If all you focus on is the checkbook, you are going to run out of checks pretty fast …
For starters, here’s a link to information on the upcoming hospital budget hearing. It is being held via VT Interactive Television on Thursday, August 4th in the afternoon. You all packed the VIT hearings on H. 202. Now the rubber is meeting the road. Now the work begins in earnest. Will you be there?
Answer: it wouldn’t be much different from prior years, when fewer than a handful of us pleaded with the Public Oversight Commission (POC) to ask tougher questions. Who were we? Folks who pay for private insurance and wanted someone to stop the cost shifting, who wondered about the explosive growth in outpatient surgery, who asked about the inexplicable variations in hospital use from region to region, who wanted the POC and BISHCA to connect the budget permission with requirements for improving quality and safety, and so on.
I was there as a cost containment, quality and patient safety advocate. But it was lonely. I wanted more of the employers, unions and employees paying for coverage to be there. I wanted to hear the single payer advocates’ viewpoint, but they didn’t show up either.
It’s not surprising, then, that the Public Oversight Commission was disbanded by Act 48 (H. 202) this year, and the usual two weeks of hospital budget hearings collapsed into a single afternoon over VT Interactive Television. One would have surmised from prior years that hardly anyone cared.
This year the Shumlin administration will be arguing they have tamped down system growth — to below 4% (once they give the hospitals “deductions” for numerous items that really, actually did drive up hospital costs, and for which hospitals will have to collect money from private payers). Whether you use the revenue figure before or after the tens of millions of dollars in “deductions,” however, should not draw attention from the rate increases to be charged to private payers. (See my blog on this topic.) This continues to be unsustainably high.

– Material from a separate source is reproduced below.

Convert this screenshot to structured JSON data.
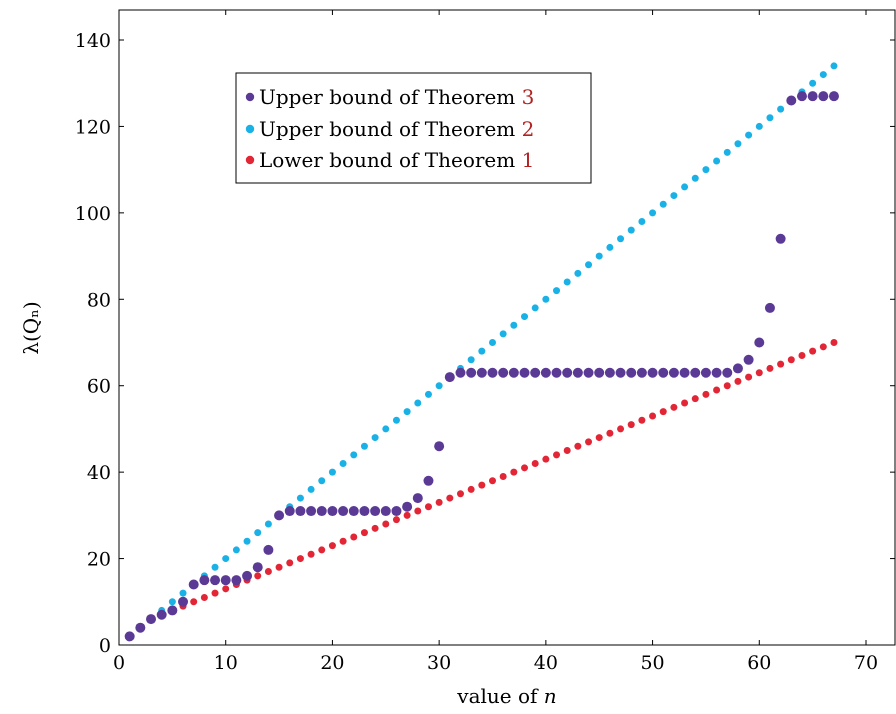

And once more, people ask: why are the rates charged to us going up at twice the rate of hospital revenue growth? Because of government cost shifting. Because we have to pay our share of the needed revenue growth, AND Medicaid’s share, AND Medicare’s share. And, we have to pay hospitals back for the provider tax the legislature and Shumlin Administration imposed on them this year. And down the line, we’ll pay the new tax on medical and dental claims. All of this drives up our insurance premiums faster than the rate of underlying system growth.
We are not given many opportunities to talk back to government about these things. The hospital budget hearing (August 4th, VT Interactive Television sites around the state) is probably the only chance we’ll have until the next session of the legislature.
So, show them it matters to you. Show up for the hearing. Tell them to stop the cost shifting and the shell games with provider and insurance claims taxes. Make them take responsibility today if insurance rates climb in January 2012.
Don’t accept the answer that the single payer will fix everything – that is, unless you can wait until 2017 (ETA or Estimated Time of Arrival for the single payer) for that to happen. It’s never too early to start cost containment.